I’ll let the engineering team know that middleware is being skipped when looping is used in the target URL.

Let us know if it works for you.

armujahid · October 20, 2022, 5:25am

Thanks. url_rewrites approach works but only for GET method as configured. Can I easily configure it for every HTTP verb without adding seperate objects for each verb? Just like how mw_modify_headers works.
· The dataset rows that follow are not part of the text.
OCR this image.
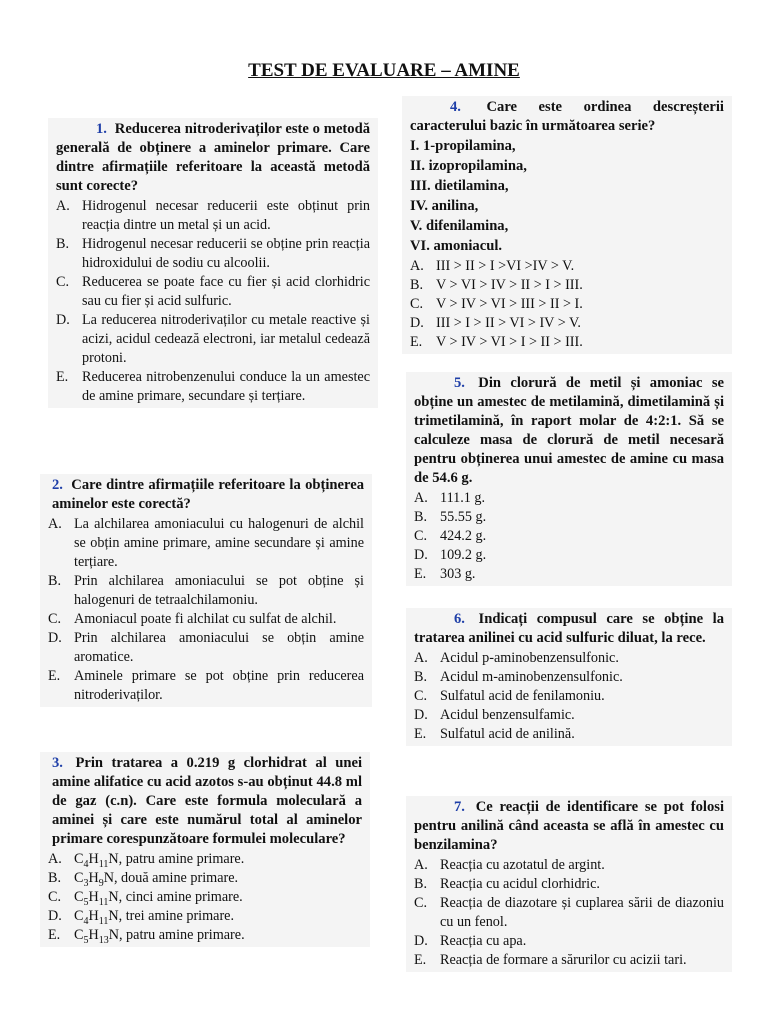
TEST DE EVALUARE – AMINE
1. Reducerea nitroderivaților este o metodă generală de obținere a aminelor primare. Care dintre afirmațiile referitoare la această metodă sunt corecte?
A. Hidrogenul necesar reducerii este obținut prin reacția dintre un metal și un acid.
B. Hidrogenul necesar reducerii se obține prin reacția hidroxidului de sodiu cu alcoolii.
C. Reducerea se poate face cu fier și acid clorhidric sau cu fier și acid sulfuric.
D. La reducerea nitroderivaților cu metale reactive și acizi, acidul cedează electroni, iar metalul cedează protoni.
E. Reducerea nitrobenzenului conduce la un amestec de amine primare, secundare și terțiare.
2. Care dintre afirmațiile referitoare la obținerea aminelor este corectă?
A. La alchilarea amoniacului cu halogenuri de alchil se obțin amine primare, amine secundare și amine terțiare.
B. Prin alchilarea amoniacului se pot obține și halogenuri de tetraalchilamoniu.
C. Amoniacul poate fi alchilat cu sulfat de alchil.
D. Prin alchilarea amoniacului se obțin amine aromatice.
E. Aminele primare se pot obține prin reducerea nitroderivaților.
3. Prin tratarea a 0.219 g clorhidrat al unei amine alifatice cu acid azotos s-au obținut 44.8 ml de gaz (c.n). Care este formula moleculară a aminei și care este numărul total al aminelor primare corespunzătoare formulei moleculare?
A. $C_4H_{11}N$, patru amine primare.
B. $C_3H_9N$, două amine primare.
C. $C_5H_{11}N$, cinci amine primare.
D. $C_4H_{11}N$, trei amine primare.
E. $C_5H_{13}N$, patru amine primare.
4. Care este ordinea descreșterii caracterului bazic în următoarea serie?
I. 1-propilamina,
II. izopropilamina,
III. dietilamina,
IV. anilina,
V. difenilamina,
VI. amoniacul.
A. III > II > I >VI >IV > V.
B. V > VI > IV > II > I > III.
C. V > IV > VI > III > II > I.
D. III > I > II > VI > IV > V.
E. V > IV > VI > I > II > III.
5. Din clorură de metil și amoniac se obține un amestec de metilamină, dimetilamină și trimetilamină, în raport molar de 4:2:1. Să se calculeze masa de clorură de metil necesară pentru obținerea unui amestec de amine cu masa de 54.6 g.
A. 111.1 g.
B. 55.55 g.
C. 424.2 g.
D. 109.2 g.
E. 303 g.
6. Indicați compusul care se obține la tratarea anilinei cu acid sulfuric diluat, la rece.
A. Acidul p-aminobenzensulfonic.
B. Acidul m-aminobenzensulfonic.
C. Sulfatul acid de fenilamoniu.
D. Acidul benzensulfamic.
E. Sulfatul acid de anilină.
7. Ce reacții de identificare se pot folosi pentru anilină când aceasta se află în amestec cu benzilamina?
A. Reacția cu azotatul de argint.
B. Reacția cu acidul clorhidric.
C. Reacția de diazotare și cuplarea sării de diazoniu cu un fenol.
D. Reacția cu apa.
E. Reacția de formare a sărurilor cu acizii tari.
I have created this github issue linking this post

Olu · October 23, 2022, 5:59pm

I don’t think so. You would have to add an extra object as shown below

{
...
    "url_rewrites": [
              {
                "path": "/json",
                "method": "GET",
                "match_pattern": "/json",
                "rewrite_to": "https://<upstream-url>",
                "triggers": []
              },
              {
                "path": "/json",
                "method": "POST",
                "match_pattern": "/json",
                "rewrite_to": "https://<backend-url>",
                "triggers": []
              }
    ]
...
}

I am a but surprised about the structured of this. Can you share how this section looks in your API definition?

Olu · October 23, 2022, 6:00pm

Thanks for creating this. I have attached the internal ticket number to it so it can be tracked.

armujahid · October 24, 2022, 10:55am

I am using exact structure shared by you and yes I am adding extra objects per HTTP verb like this

        "use_extended_paths": true,
        "extended_paths": {
          "url_rewrites": [
            {
              "path": ".*",
              "method": "GET",
              "match_pattern": "/([^\/]*)\/(.*)",
              "rewrite_to": "tyk://keyless-test/$2",
              "triggers": []
            },
            {
              "path": ".*",
              "method": "POST",
              "match_pattern": "/([^\/]*)\/(.*)",
              "rewrite_to": "tyk://keyless-test/$2",
              "triggers": []
            }
          ]
        }

And this works perfectly fine I was referring to mw_modify_headers.go in tyk’s code in my previous reply that handles GlobalHeaders and GlobalHeadersRemove irrespective of any HTTP verb

Update: I am using a different match_pattern is different to support nested routes

Olu · July 11, 2023, 10:55am

Issue discovered in v4.2.2 and fixed from v4.2.4.